My Path to Study Abroad

I have been anticipating this trip in some form or another for the past seven months. I didn’t begin to seriously consider studying abroad until the second semester of my junior year, well past when most students study abroad or make plans to do so. For a hell of a long time I was scared away from studying abroad because I felt like doing so had the potential to be exploitative and shallow. At an involvement fair during my first year at UConn I visited the booth of a club that boasted of planning medical service trips to Latin America, where the participants had the opportunity to gain “hands-on medical experience” by pulling teeth, no prior training or language experience required. Naturally, I immediately envisioned some cheery undergrad ripping teeth out of the mouth of an elderly woman with whom she could not communicate, before taking a series of selfies and posing for a group photo with the local village kids.

This impression of mine, whether accurate or not, was boosted by stories I heard of similar trips that served as transparent excuses to party in Latin America and add a few lines to one’s resume. These impressions discouraged me from considering study abroad. Beyond that, I had reservations about studying abroad in South Africa because I was unsure of how to acknowledge and manage my privilege, and I was afraid of participating in a modern re-enactment of the same age-old colonial acts that led to subjugation and exploitation of indigenous peoples and environments worldwide. As you can tell, I had a lot on my mind.

My decision not to study abroad began to weaken during my junior year, when two of my best friends were traveled to Cape Town in Spring 2013. I was eager to hear of their impressions and experiences. Furthermore, I began a research internship at the Institute for Community Research in Hartford, Connecticut, and I was encouraged wholeheartedly to seek out appropriate international experiences if I was truly interested in working with high-risk populations. Receiving this recommendation from multiple members of ICR’s intellectually and culturally diverse research staff began to convince me of the value of studying abroad. Finally, it was the experience of speaking with multiple past Cape Town participants that convinced me to go. Several of my closest friends and other phenomenal students whom I admire have gone to Cape Town, and in discussion after discussion they raved about the experience and assuaged my concerns. I arranged to meet with Marita McComiskey, the trip director, several weeks before the application deadline, and speaking with her was enough to convince me that this was an experience that I not only wanted, but also needed.

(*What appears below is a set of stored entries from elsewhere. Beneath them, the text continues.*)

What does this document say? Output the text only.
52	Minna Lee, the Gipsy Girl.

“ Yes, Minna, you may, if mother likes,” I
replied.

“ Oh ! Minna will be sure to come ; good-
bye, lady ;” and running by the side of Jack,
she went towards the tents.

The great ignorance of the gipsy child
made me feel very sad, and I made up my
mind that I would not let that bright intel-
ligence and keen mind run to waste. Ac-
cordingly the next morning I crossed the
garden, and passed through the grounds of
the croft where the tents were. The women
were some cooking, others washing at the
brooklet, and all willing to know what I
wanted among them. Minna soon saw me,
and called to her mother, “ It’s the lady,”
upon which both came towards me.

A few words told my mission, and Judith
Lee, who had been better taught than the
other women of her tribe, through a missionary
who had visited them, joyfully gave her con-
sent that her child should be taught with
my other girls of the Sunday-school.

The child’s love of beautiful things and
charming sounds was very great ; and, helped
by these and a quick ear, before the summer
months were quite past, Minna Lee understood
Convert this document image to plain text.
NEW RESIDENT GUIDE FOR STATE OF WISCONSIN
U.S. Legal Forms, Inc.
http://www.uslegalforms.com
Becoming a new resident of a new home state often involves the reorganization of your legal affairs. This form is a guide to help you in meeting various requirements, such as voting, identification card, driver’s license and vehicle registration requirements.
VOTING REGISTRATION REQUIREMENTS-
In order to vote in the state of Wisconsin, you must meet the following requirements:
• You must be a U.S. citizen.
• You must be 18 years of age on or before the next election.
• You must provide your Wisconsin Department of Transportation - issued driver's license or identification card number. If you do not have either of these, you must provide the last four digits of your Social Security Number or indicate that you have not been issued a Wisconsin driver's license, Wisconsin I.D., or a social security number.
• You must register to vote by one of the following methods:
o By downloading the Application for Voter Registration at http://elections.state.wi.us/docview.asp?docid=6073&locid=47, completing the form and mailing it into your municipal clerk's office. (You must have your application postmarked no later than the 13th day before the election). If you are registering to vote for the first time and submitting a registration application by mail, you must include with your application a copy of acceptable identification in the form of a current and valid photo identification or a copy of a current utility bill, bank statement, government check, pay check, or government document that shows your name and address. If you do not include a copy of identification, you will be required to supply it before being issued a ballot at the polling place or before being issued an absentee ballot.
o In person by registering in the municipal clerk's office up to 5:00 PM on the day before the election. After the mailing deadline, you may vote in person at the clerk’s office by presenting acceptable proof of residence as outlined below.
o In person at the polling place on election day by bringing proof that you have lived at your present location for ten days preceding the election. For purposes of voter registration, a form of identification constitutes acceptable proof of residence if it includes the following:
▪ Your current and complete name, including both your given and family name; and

After that point, all I needed to do was apply. For this and other reasons, Fall 2013 became by far my most successful semester at UConn. I was able to finally design, defend, and declare my individualized major, a process that had intimidated and stymied me for almost two years. I was able to recruit three phenomenal and influential advisors to my cause, and enrolled in courses that were at the core of my major, including my first graduate course. I continued my work at ICR with a 4 credit internship, all while working as an RA in East Campus and a member of UConn’s first cohort of Resident Assistants for Social Justice Education, a job that I committed a combined 30 hours per week towards. Amongst these responsibilities, I had a series of fantastic experiences and achievements: I completed in my first triathlon* in September, backpacked through the Grand Canyon over fall break, went skydiving for the first time, attended a fantastic diversity conference with the RASJEs, managed to get my first 4.0 term GPA in college, and executed some ambitious programming within the RASJE program. Perhaps most promisingly, I was accepted to study abroad in Cape Town. To my legitimate disbelief and skepticism, my best-laid plans had all panned out almost exactly as envisioned, and my path to graduation, for the first time since coming to UConn, was laid out clearly ahead of me. The successes I experienced this semester, and the enduring positive regard I have received from family, friends, and co-workers, has restored my confidence in myself to realize the goals I set for myself, a confidence that had been lost to me for years. I’m excited to write the next chapter of my life in Cape Town, and to discover the unimaginable opportunities that the future holds.
Cheers!

One thought on “My Path to Study Abroad”

  1. OMG yr so sweet and thoughtful and sensitive and I love that you’re so conscious of privilege and your place in the greater world outside yourself!!